Irene è una bambina di otto anni, in giro con il suo papà in cerca di funghi una mattina di una domenica qualunque nel bosco vicino casa. A un tratto sente un rumore e si rende conto che suo padre è stato investito da una macchina mentre era sul ciglio della strada. Riesce a vedere il volto dell’uomo che lo ha travolto prima che questi scappi via, ma non riesce poi a descriverlo. La ritroviamo diciottenne (interpretata da Aurora Giovinazzo, non male perché capace di emozionarsi, nonostante delle pause nei dialoghi per me non troppo comprensibili e necessarie – ci ho messo del tempo a capire cosa per me non andasse nella sua recitazione – molto apprezzata in Freaks out di Mainetti, chicca dello scorso anno in cui si racconta una storia in una modalità che sembra non appartenere al cinema italiano) arrabbiata con la vita, aggressiva, forse anche per i sensi di colpa dovuti all’impossibilità di trovare un colpevole alla morte di suo padre.

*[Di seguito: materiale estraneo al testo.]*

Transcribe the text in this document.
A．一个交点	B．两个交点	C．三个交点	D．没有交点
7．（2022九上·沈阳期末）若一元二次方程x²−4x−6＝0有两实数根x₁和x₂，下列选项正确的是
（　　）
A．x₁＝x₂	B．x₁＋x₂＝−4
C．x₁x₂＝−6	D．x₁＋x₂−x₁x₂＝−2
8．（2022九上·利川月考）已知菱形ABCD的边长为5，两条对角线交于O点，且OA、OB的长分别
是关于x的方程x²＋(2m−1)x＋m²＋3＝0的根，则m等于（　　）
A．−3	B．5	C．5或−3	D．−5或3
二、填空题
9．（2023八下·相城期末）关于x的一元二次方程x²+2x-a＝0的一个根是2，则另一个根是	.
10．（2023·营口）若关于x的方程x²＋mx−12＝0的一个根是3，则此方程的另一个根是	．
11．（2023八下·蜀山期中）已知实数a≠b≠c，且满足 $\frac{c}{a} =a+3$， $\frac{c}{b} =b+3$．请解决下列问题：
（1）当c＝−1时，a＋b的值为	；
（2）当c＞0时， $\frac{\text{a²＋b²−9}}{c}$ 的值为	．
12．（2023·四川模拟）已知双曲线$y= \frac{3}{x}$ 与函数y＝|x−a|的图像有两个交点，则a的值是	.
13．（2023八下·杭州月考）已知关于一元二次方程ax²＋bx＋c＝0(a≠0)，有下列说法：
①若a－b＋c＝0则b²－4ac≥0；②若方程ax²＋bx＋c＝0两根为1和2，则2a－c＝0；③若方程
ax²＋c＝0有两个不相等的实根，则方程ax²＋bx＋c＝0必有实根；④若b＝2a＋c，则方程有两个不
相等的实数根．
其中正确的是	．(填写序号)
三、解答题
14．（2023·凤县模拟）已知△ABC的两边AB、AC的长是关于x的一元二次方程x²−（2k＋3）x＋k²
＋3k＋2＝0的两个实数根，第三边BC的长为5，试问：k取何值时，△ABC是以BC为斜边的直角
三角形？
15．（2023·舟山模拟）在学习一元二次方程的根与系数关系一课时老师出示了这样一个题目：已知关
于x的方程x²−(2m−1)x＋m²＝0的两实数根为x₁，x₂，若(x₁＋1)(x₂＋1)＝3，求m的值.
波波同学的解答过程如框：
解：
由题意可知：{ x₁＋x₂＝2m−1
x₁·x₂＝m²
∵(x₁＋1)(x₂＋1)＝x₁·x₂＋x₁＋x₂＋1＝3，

Alla sua storia si lega quella di Michele (Lorenzo Richelmy, uno dei ragazzini protagonisti della seconda stagione de I Liceali che ha poi frequentato il Centro sperimentale di cinematografia e che potete aver visto indossare i panni di Marco Polo nell’omonima serie di Netflix), proprietario di una fabbrica ereditata dalla famiglia, uno che sembra cercare un impegno che non ha caratterizzato la sua più giovane età. Lei non lo riconosce, lui sì. Evidentemente le loro strade si sono già incontrate. Il resto andatelo a vedere.

Perché, per quanto le cose si diano per scontate, qualcosa in questo film c’è. Sarà la struttura del racconto, frammentata, con il passato e il futuro che si susseguono – grazie anche alla capacità di trasformazione di Richelmy il cui trucco non pare posticcio e la cui capacità attoriale differenzia le fasi della vita del suo personaggio in maniera congrua e credibile – a rendere il racconto meno banale o le figure tratteggiate, non buone né cattive, come la vita.